Sur le vif

Islam en France : la question de Delahousse à Hollande passe mal

Rédigé par La Rédaction | Lundi 15 Juillet 2013 à 16:00



François Hollande s’est prêté à l’exercice de l’interview télévisée dimanche 14 juillet, jour de la fête nationale en France. Face à Claire Chazal et à Laurent Delahousse, le chef de l’Etat s’est déclaré « inquiet » de l’inexorable montée du Front national qu’il a qualifié d’une « extrême gravité ». Des propos tenus dans les dernières minutes d’un entretien suivi en moyenne par 6,7 millions de téléspectateurs.

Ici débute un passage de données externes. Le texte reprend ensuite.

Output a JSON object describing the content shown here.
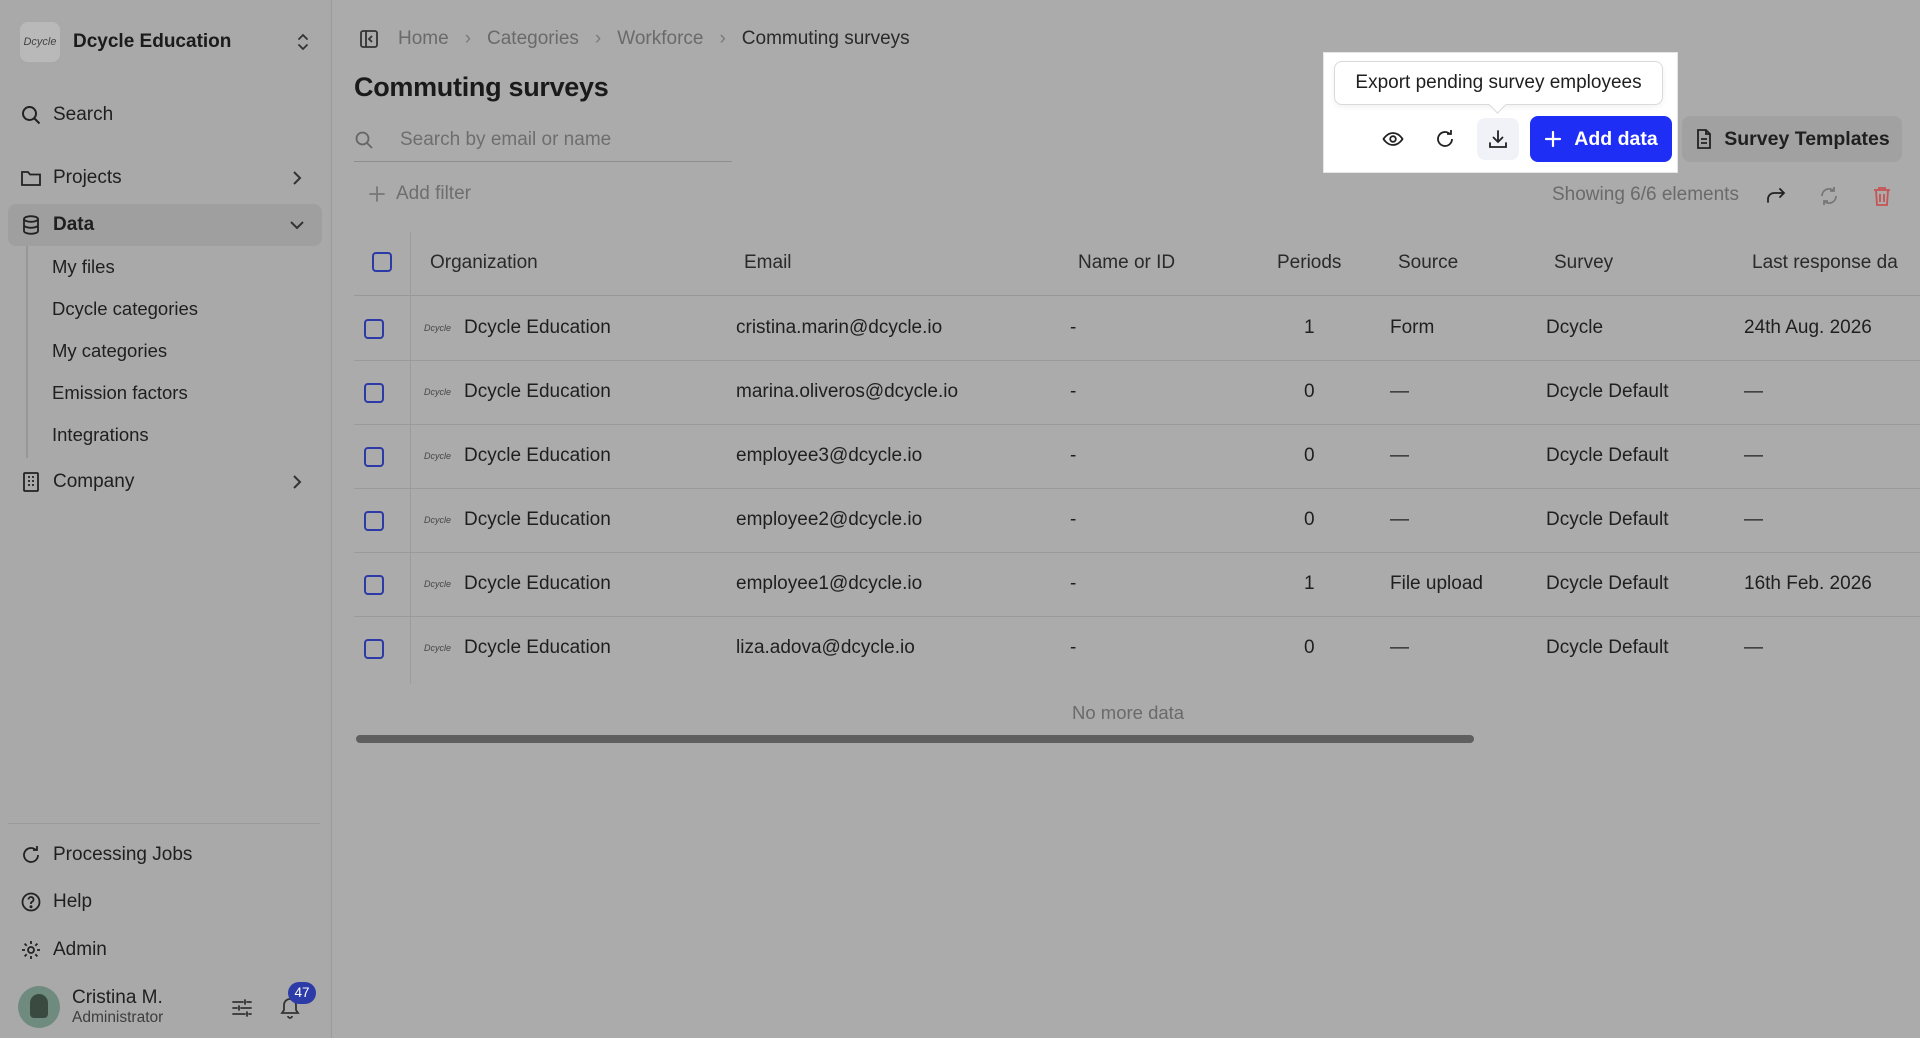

Après de telles déclarations, que s’est-il bien passé dans la tête de Laurent Delahousse ? Le présentateur vedette de France 2 a décidé alors d’interroger, à l’arrache, le président de la République sur l’éventualité de la création d'un parti islamiste fondamentaliste en France. Une question sortie de nulle part sans aucun rapport avec les précédents propos du chef de l’Etat.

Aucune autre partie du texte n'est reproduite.